Era un tardo pomeriggio del 1943, nel Bar Italia o meglio della Marianna (dove io stesso lavoravo come aiuto barista) si trasmetteva il giornale radio come di consueto a quell’ora.

In tale circostanza era fatto obbligo nei locali di ascoltarlo in piedi. Seduto al tavolo, posto nell’angolo destro di fronte al banco bar, rimaneva assorto in chissà quali pensieri un marinaio che si trovava a Volterra in cura insieme a tanti altri militari nel nostro Ospedale Psichiatrico. Si diceva di questi che era rimasto profondamente sconvolto nell’affondamento della sua nave, e quindi naufrago era stato mandato nel nostro ospedale per le cure del caso.

> Sommario, La seconda guerra mondiale nel volterrano

Un noto fascista, ben conosciuto a Volterra per le sue gesta, oltre che per la notevole statura fisica, impose al malato di alzarsi e di mettersi sull’attenti in ascolto. Il marinaio però non intendeva assecondare la richiesta fattagli, ed allora il fascista intese alzarlo a forza. Al primo contatto fisico l’ammalato cadde in terra colpito da attacco epilettico, lo spettacolo che si presentò in quel momento fu terribile; in preda al male quell’uomo si dibatteva per terra freneticamente mentre dalla bocca le fuoriusciva una densa bava. Il compito di alcuni presenti, che si prestarono a tenerlo fermo onde evitargli ferite, risultò oltremodo difficile.

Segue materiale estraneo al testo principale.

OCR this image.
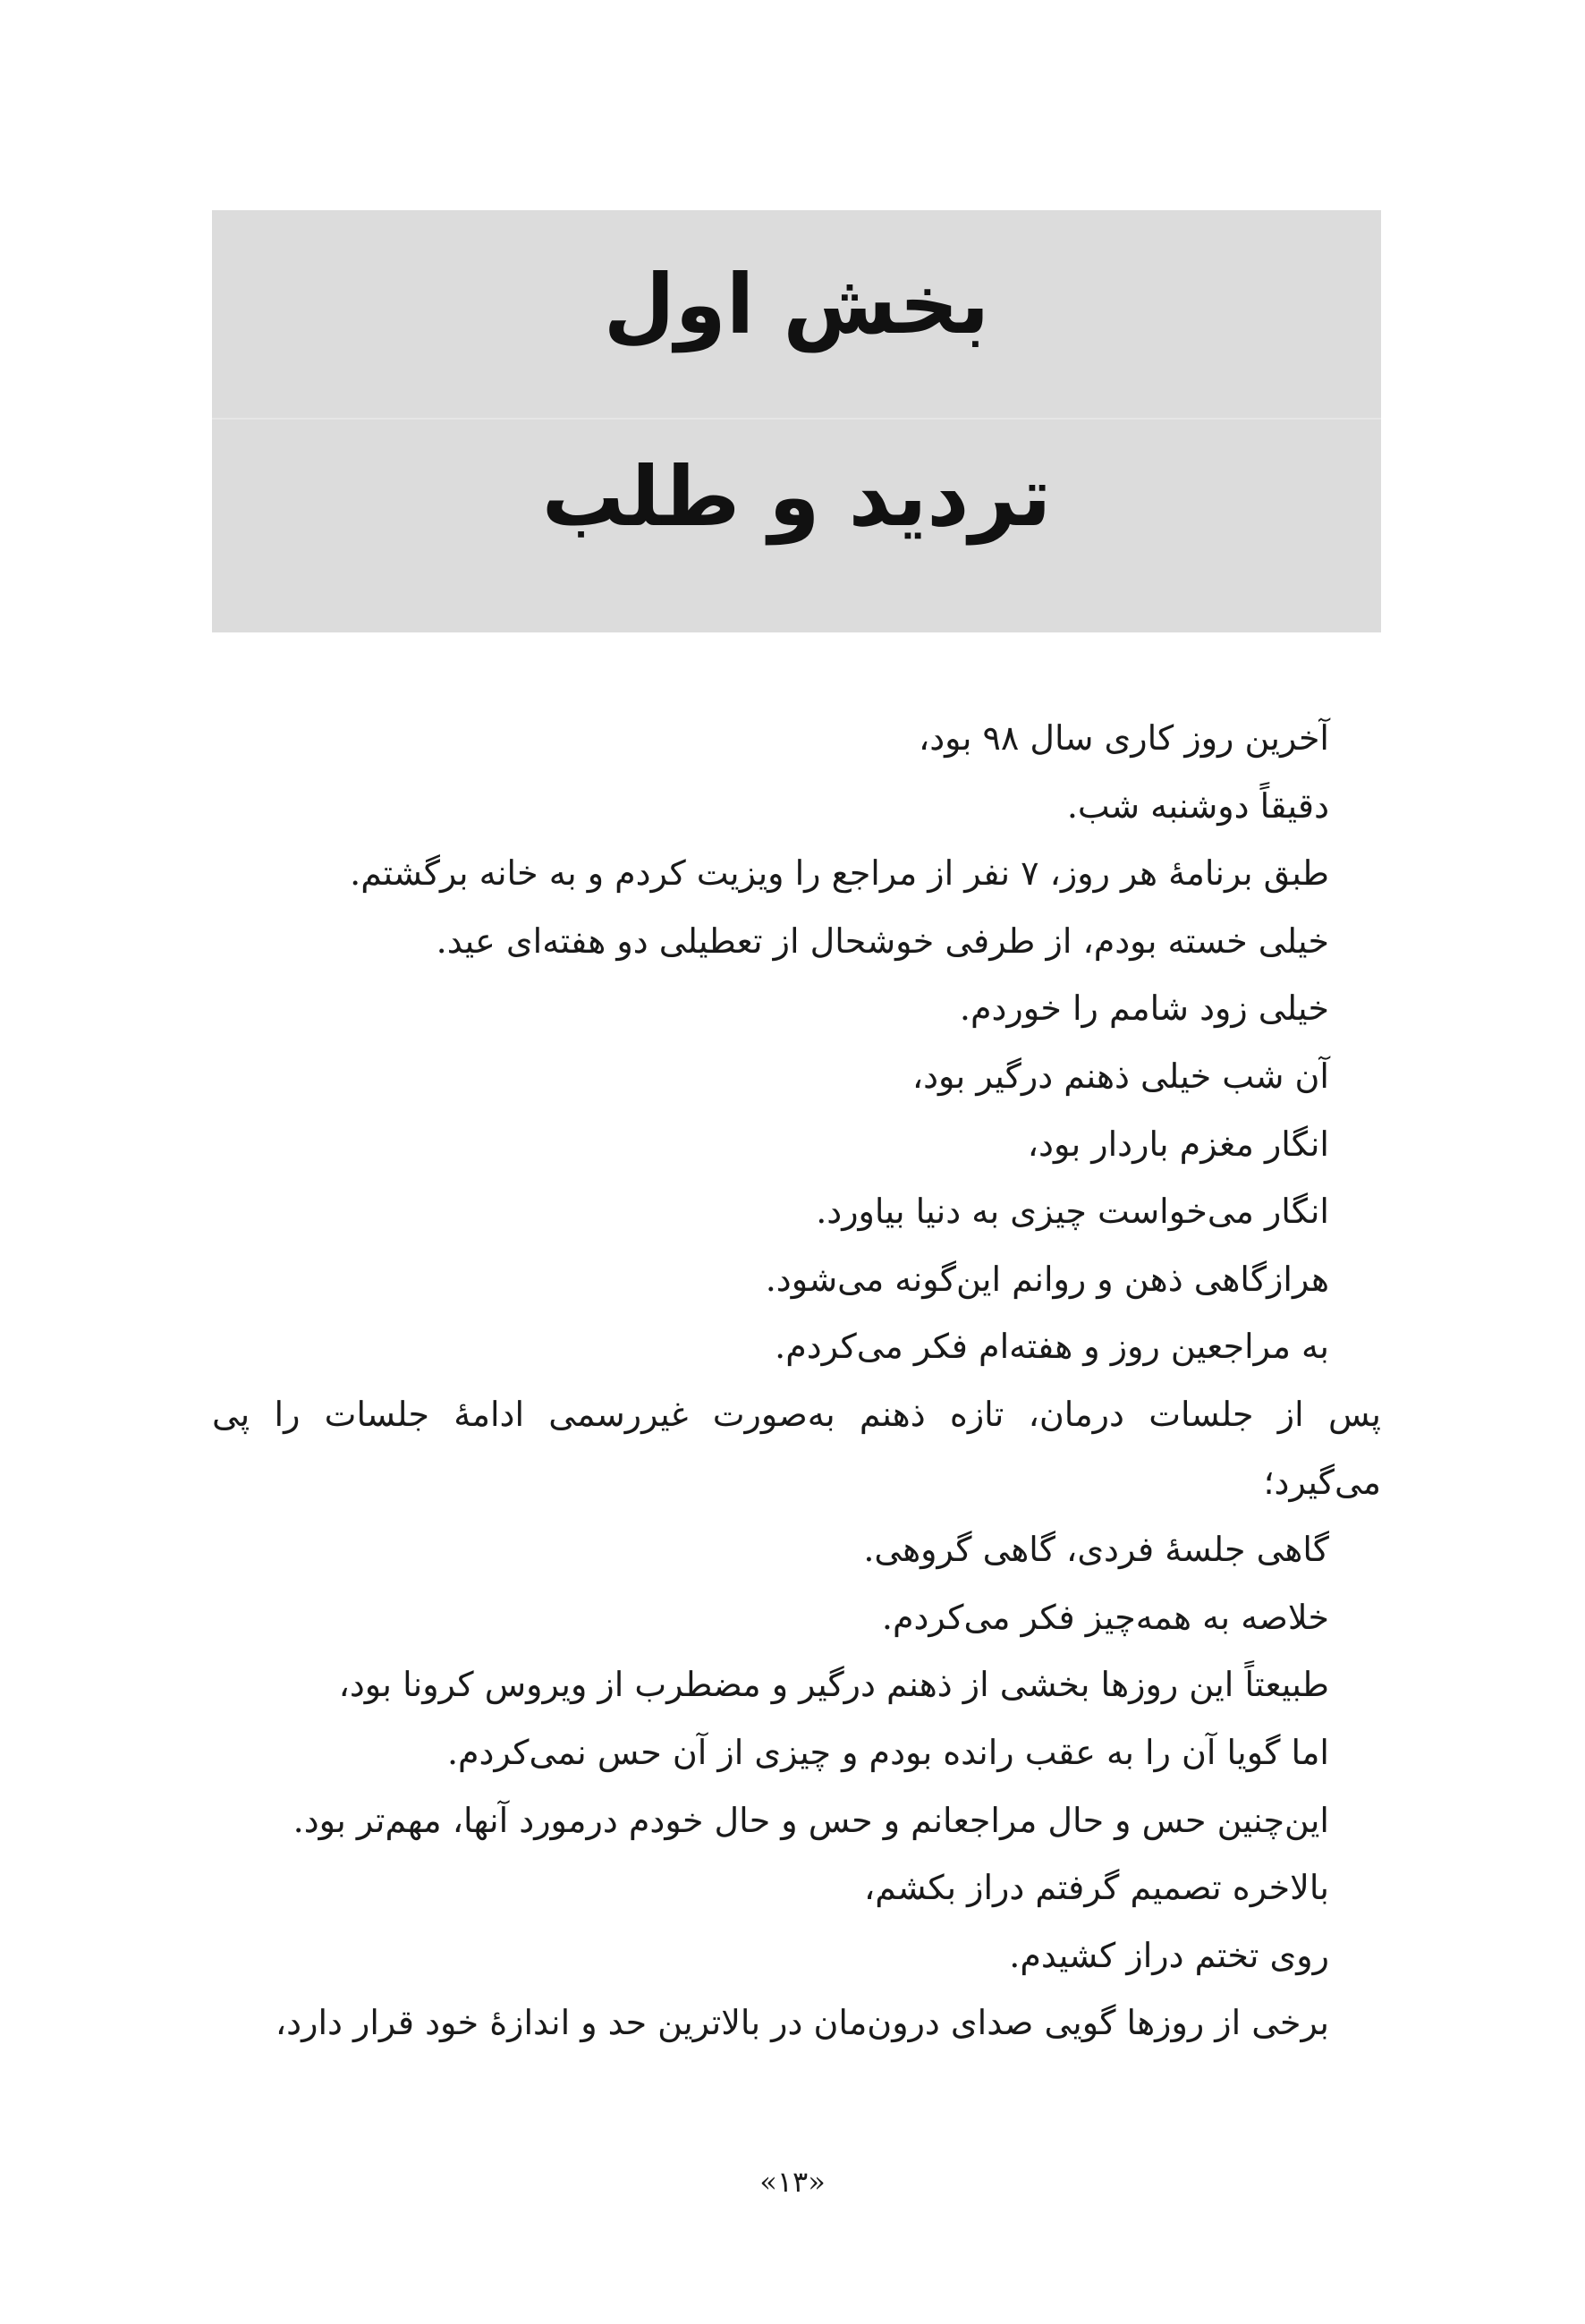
بخش اول
تردید و طلب
آخرین روز کاری سال ۹۸ بود،
دقیقاً دوشنبه شب.
طبق برنامهٔ هر روز، ۷ نفر از مراجع را ویزیت کردم و به خانه برگشتم.
خیلی خسته بودم، از طرفی خوشحال از تعطیلی دو هفته‌ای عید.
خیلی زود شامم را خوردم.
آن شب خیلی ذهنم درگیر بود،
انگار مغزم باردار بود،
انگار می‌خواست چیزی به دنیا بیاورد.
هرازگاهی ذهن و روانم این‌گونه می‌شود.
به مراجعین روز و هفته‌ام فکر می‌کردم.
پس از جلسات درمان، تازه ذهنم به‌صورت غیررسمی ادامهٔ جلسات را پی
می‌گیرد؛
گاهی جلسهٔ فردی، گاهی گروهی.
خلاصه به همه‌چیز فکر می‌کردم.
طبیعتاً این روزها بخشی از ذهنم درگیر و مضطرب از ویروس کرونا بود،
اما گویا آن را به عقب رانده بودم و چیزی از آن حس نمی‌کردم.
این‌چنین حس و حال مراجعانم و حس و حال خودم درمورد آنها، مهم‌تر بود.
بالاخره تصمیم گرفتم دراز بکشم،
روی تختم دراز کشیدم.
برخی از روزها گویی صدای درون‌مان در بالاترین حد و اندازهٔ خود قرار دارد،
«۱۳»
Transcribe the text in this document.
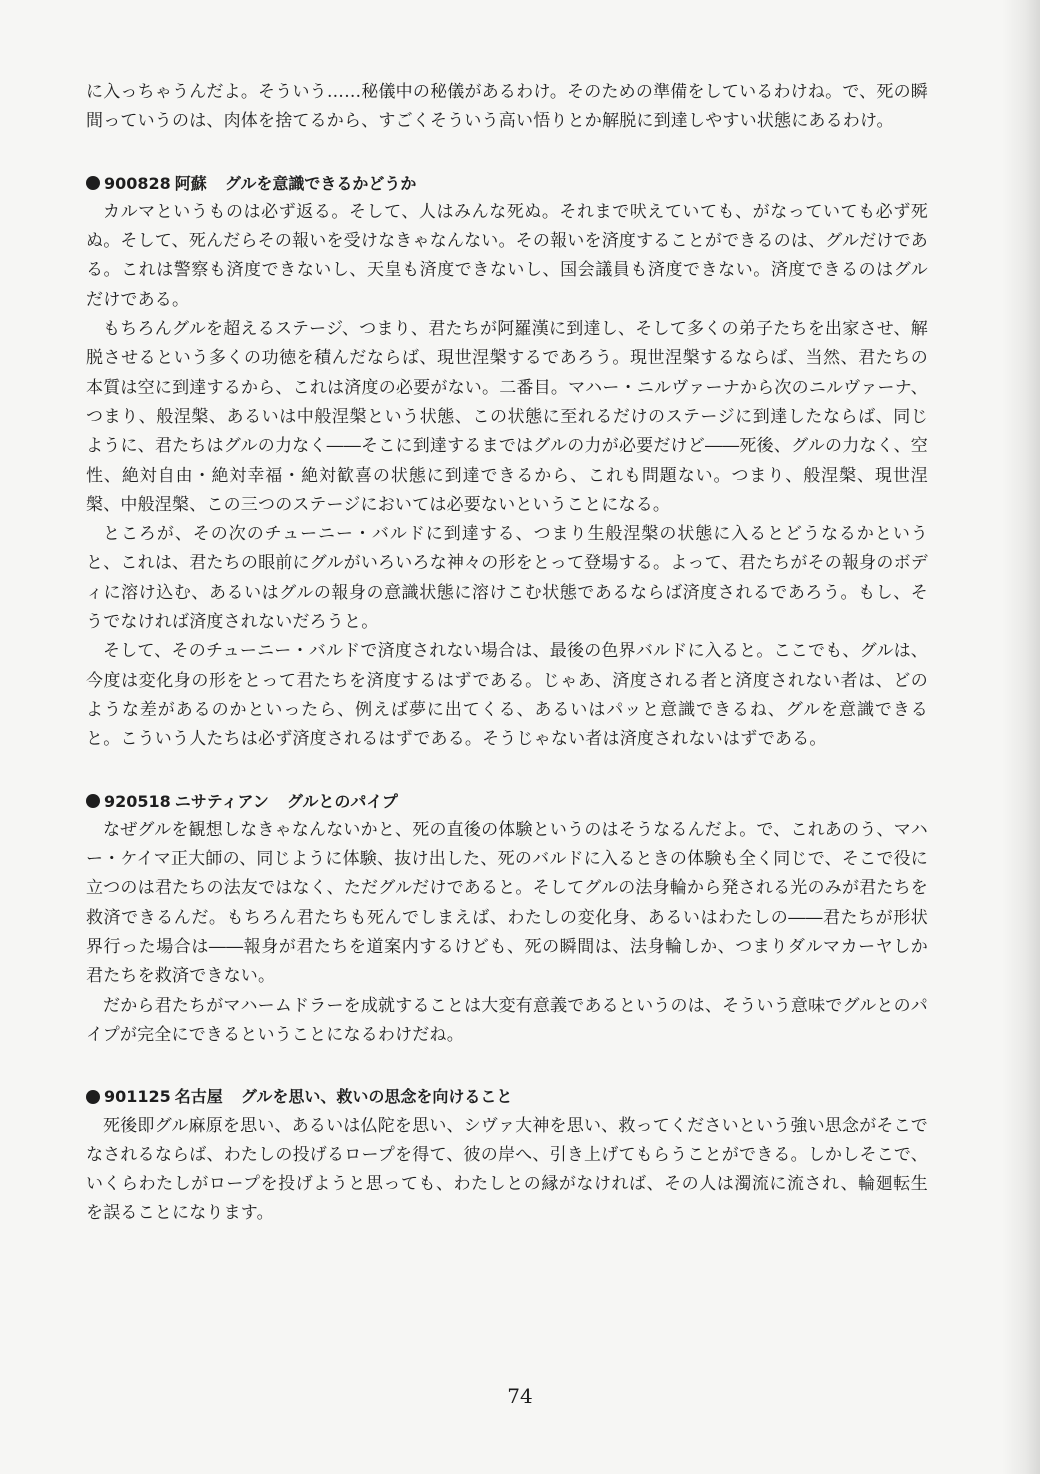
に入っちゃうんだよ。そういう……秘儀中の秘儀があるわけ。そのための準備をしているわけね。で、死の瞬間っていうのは、肉体を捨てるから、すごくそういう高い悟りとか解脱に到達しやすい状態にあるわけ。

900828 阿蘇 グルを意識できるかどうか

カルマというものは必ず返る。そして、人はみんな死ぬ。それまで吠えていても、がなっていても必ず死ぬ。そして、死んだらその報いを受けなきゃなんない。その報いを済度することができるのは、グルだけである。これは警察も済度できないし、天皇も済度できないし、国会議員も済度できない。済度できるのはグルだけである。

もちろんグルを超えるステージ、つまり、君たちが阿羅漢に到達し、そして多くの弟子たちを出家させ、解脱させるという多くの功徳を積んだならば、現世涅槃するであろう。現世涅槃するならば、当然、君たちの本質は空に到達するから、これは済度の必要がない。二番目。マハー・ニルヴァーナから次のニルヴァーナ、つまり、般涅槃、あるいは中般涅槃という状態、この状態に至れるだけのステージに到達したならば、同じように、君たちはグルの力なく――そこに到達するまではグルの力が必要だけど――死後、グルの力なく、空性、絶対自由・絶対幸福・絶対歓喜の状態に到達できるから、これも問題ない。つまり、般涅槃、現世涅槃、中般涅槃、この三つのステージにおいては必要ないということになる。

ところが、その次のチューニー・バルドに到達する、つまり生般涅槃の状態に入るとどうなるかというと、これは、君たちの眼前にグルがいろいろな神々の形をとって登場する。よって、君たちがその報身のボディに溶け込む、あるいはグルの報身の意識状態に溶けこむ状態であるならば済度されるであろう。もし、そうでなければ済度されないだろうと。

そして、そのチューニー・バルドで済度されない場合は、最後の色界バルドに入ると。ここでも、グルは、今度は変化身の形をとって君たちを済度するはずである。じゃあ、済度される者と済度されない者は、どのような差があるのかといったら、例えば夢に出てくる、あるいはパッと意識できるね、グルを意識できると。こういう人たちは必ず済度されるはずである。そうじゃない者は済度されないはずである。

920518 ニサティアン グルとのパイプ

なぜグルを観想しなきゃなんないかと、死の直後の体験というのはそうなるんだよ。で、これあのう、マハー・ケイマ正大師の、同じように体験、抜け出した、死のバルドに入るときの体験も全く同じで、そこで役に立つのは君たちの法友ではなく、ただグルだけであると。そしてグルの法身輪から発される光のみが君たちを救済できるんだ。もちろん君たちも死んでしまえば、わたしの変化身、あるいはわたしの――君たちが形状界行った場合は――報身が君たちを道案内するけども、死の瞬間は、法身輪しか、つまりダルマカーヤしか君たちを救済できない。

だから君たちがマハームドラーを成就することは大変有意義であるというのは、そういう意味でグルとのパイプが完全にできるということになるわけだね。

901125 名古屋 グルを思い、救いの思念を向けること

死後即グル麻原を思い、あるいは仏陀を思い、シヴァ大神を思い、救ってくださいという強い思念がそこでなされるならば、わたしの投げるロープを得て、彼の岸へ、引き上げてもらうことができる。しかしそこで、いくらわたしがロープを投げようと思っても、わたしとの縁がなければ、その人は濁流に流され、輪廻転生を誤ることになります。

74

Nel frattempo, richiamato dal frastuono che si era generato nel bar, entrò un ufficiale dell’esercito di stanza a Volterra, venuto a conoscenza del fatto intimò al fascista di uscire immediatamente dal locale e di presentarsi alla caserma dei carabinieri. Alle oltraggiose risposte del fascista che intendeva anteporre la sua autorità di gerarca, l’ufficiale ingiunse a due carabinieri sopraggiunti di condurre il prepotente in caserma.

La notizia dell’arresto di tal personaggio fu recepita dai volterrani con commenti di approvazione nei riguardi dell’ufficiale dell’esercito rafforzando nella gente il convincimento che l’esercito italiano non era asservito al regime operante. Purtroppo però non accadeva sempre a quell’epoca; trascorse alcune ore il nostro uomo ricomparve in Via Guidi col solito piglio arrogante. Comandava a quei tempi la caserma dei carabinieri il maresciallo Raciti, il giorno dopo l’Ufficiale era già stato trasferito.